Now the professor was a friend of mine and I could feel her cringing because she knows my background, and my particular prowess when it comes to ignorance chased with obstinate stupidity. The young man replied that it was his opinion and that people needed to learn to deal with their problems rather than run away from them. I smiled indulgently and said, “And what problems might they be running from?”

He shifted uncomfortably in his chair, as though realizing that maybe he was headed for trouble. I gave him props though, because he responded clearly and made eye contact, giving me a list of things people kill themselves for like finances, the loss of love, and there was one other in there I cannot recollect.

I proceeded to share the following with him…I explained my background a bit, citing that I have a mental illness. Then I said, “Please be very careful when making sweeping accusations about other’s lives. Have you ever tried to kill yourself? Do you have any idea what it takes to consider ending your own life by whatever means are available to you? It is not cowardice that people are exhibiting when they end their lives. It may be many things but not that. And let me tell you why I am saying this with conviction…I have been there. Over and over I have been there. For me, depression is a never ending ride that I am not allowed to step off of. So suicide will always be a back door out of a crowed room in my life. And you must understand that for some people suicide looks like the only door. They have tapped out their resources, financially, emotionally, and mentally. Their loved ones are beaten up, worn out, and desperate to find some way over, under, in, or out of the living nightmare from hell that has claimed the person they love and changed them so completely. Sometimes because of the pain of those you love, you feel like the only way to stop the ride is to jump off…permanently. So please do not talk about what you know nothing about. Extend a little empathy and maybe say a prayer for those you do not understand and pray to God you never, ever, in all your young and vigorous life have to deal with such a thing.”

Well there was silence as you can imagine. When I am angry I am not an avenging angel, I am cold, calculating, and very calm. So other than lowering the temperature in the room, there was little change in the environment or in the young man’s perception I would wager. But it did shut him up. And maybe, just maybe next time he will stop and thing before he speaks.

I have not written about some of these incidences over the past years in school because I was so busy writing other things but I need to spit some of them out because they are noteworthy for me if for no one else. I got tired of being silent and trying to fit in. I began to carve out a niche for myself that was different, and luckily I had professors who applauded that in me. I was always able to pounce on stigma in my classes, and that helped me be understood, which I felt was only fair since I was trying to understand the “normal” ways of most of the rest of the population.

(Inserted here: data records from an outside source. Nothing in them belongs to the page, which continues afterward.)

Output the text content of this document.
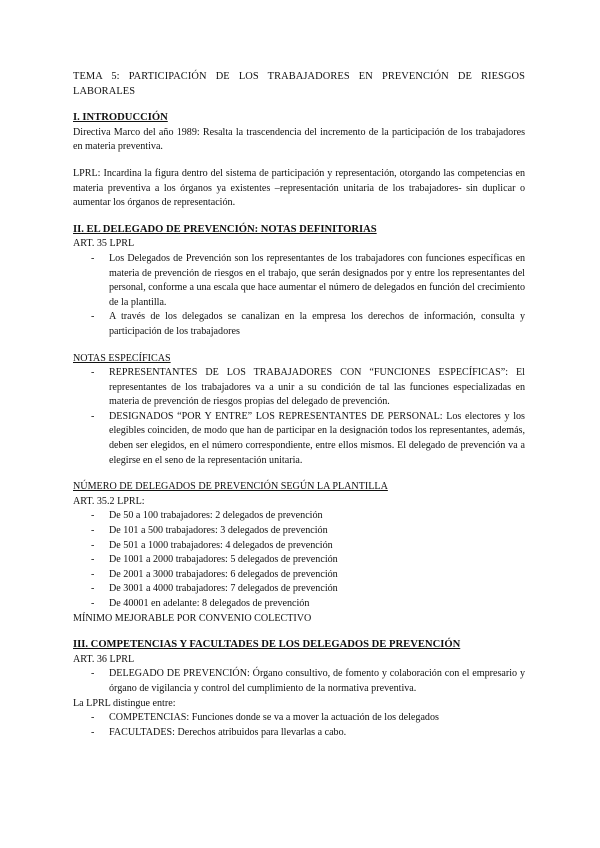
TEMA 5: PARTICIPACIÓN DE LOS TRABAJADORES EN PREVENCIÓN DE RIESGOS LABORALES

I. INTRODUCCIÓN

Directiva Marco del año 1989: Resalta la trascendencia del incremento de la participación de los trabajadores en materia preventiva.

LPRL: Incardina la figura dentro del sistema de participación y representación, otorgando las competencias en materia preventiva a los órganos ya existentes –representación unitaria de los trabajadores- sin duplicar o aumentar los órganos de representación.

II. EL DELEGADO DE PREVENCIÓN: NOTAS DEFINITORIAS

ART. 35 LPRL

- Los Delegados de Prevención son los representantes de los trabajadores con funciones específicas en materia de prevención de riesgos en el trabajo, que serán designados por y entre los representantes del personal, conforme a una escala que hace aumentar el número de delegados en función del crecimiento de la plantilla.
- A través de los delegados se canalizan en la empresa los derechos de información, consulta y participación de los trabajadores
NOTAS ESPECÍFICAS
- REPRESENTANTES DE LOS TRABAJADORES CON “FUNCIONES ESPECÍFICAS”: El representantes de los trabajadores va a unir a su condición de tal las funciones especializadas en materia de prevención de riesgos propias del delegado de prevención.
- DESIGNADOS “POR Y ENTRE” LOS REPRESENTANTES DE PERSONAL: Los electores y los elegibles coinciden, de modo que han de participar en la designación todos los representantes, además, deben ser elegidos, en el número correspondiente, entre ellos mismos. El delegado de prevención va a elegirse en el seno de la representación unitaria.
NÚMERO DE DELEGADOS DE PREVENCIÓN SEGÚN LA PLANTILLA

ART. 35.2 LPRL:

- De 50 a 100 trabajadores: 2 delegados de prevención
- De 101 a 500 trabajadores: 3 delegados de prevención
- De 501 a 1000 trabajadores: 4 delegados de prevención
- De 1001 a 2000 trabajadores: 5 delegados de prevención
- De 2001 a 3000 trabajadores: 6 delegados de prevención
- De 3001 a 4000 trabajadores: 7 delegados de prevención
- De 40001 en adelante: 8 delegados de prevención

MÍNIMO MEJORABLE POR CONVENIO COLECTIVO

III. COMPETENCIAS Y FACULTADES DE LOS DELEGADOS DE PREVENCIÓN

ART. 36 LPRL

- DELEGADO DE PREVENCIÓN: Órgano consultivo, de fomento y colaboración con el empresario y órgano de vigilancia y control del cumplimiento de la normativa preventiva.

La LPRL distingue entre:

- COMPETENCIAS: Funciones donde se va a mover la actuación de los delegados
- FACULTADES: Derechos atribuidos para llevarlas a cabo.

I will never again allow someone to speak that which I know to not be truth. But in doing so I must be very careful I am not doing the same somewhere else in my walk. That is difficult, for human beings are quite biased in our understandings of life around us; shaped by our own experiences, and I am nothing if not human. I offer this example only as an explanation of something like suicide that is held with such condemnation rather then compassion. I was once a person who felt much the same as that young man. Now I know that life is not made of black and white, fitting neatly into little boxes. It is mostly gray, and only God can judge for He knows the heart. May He continue to work with mine.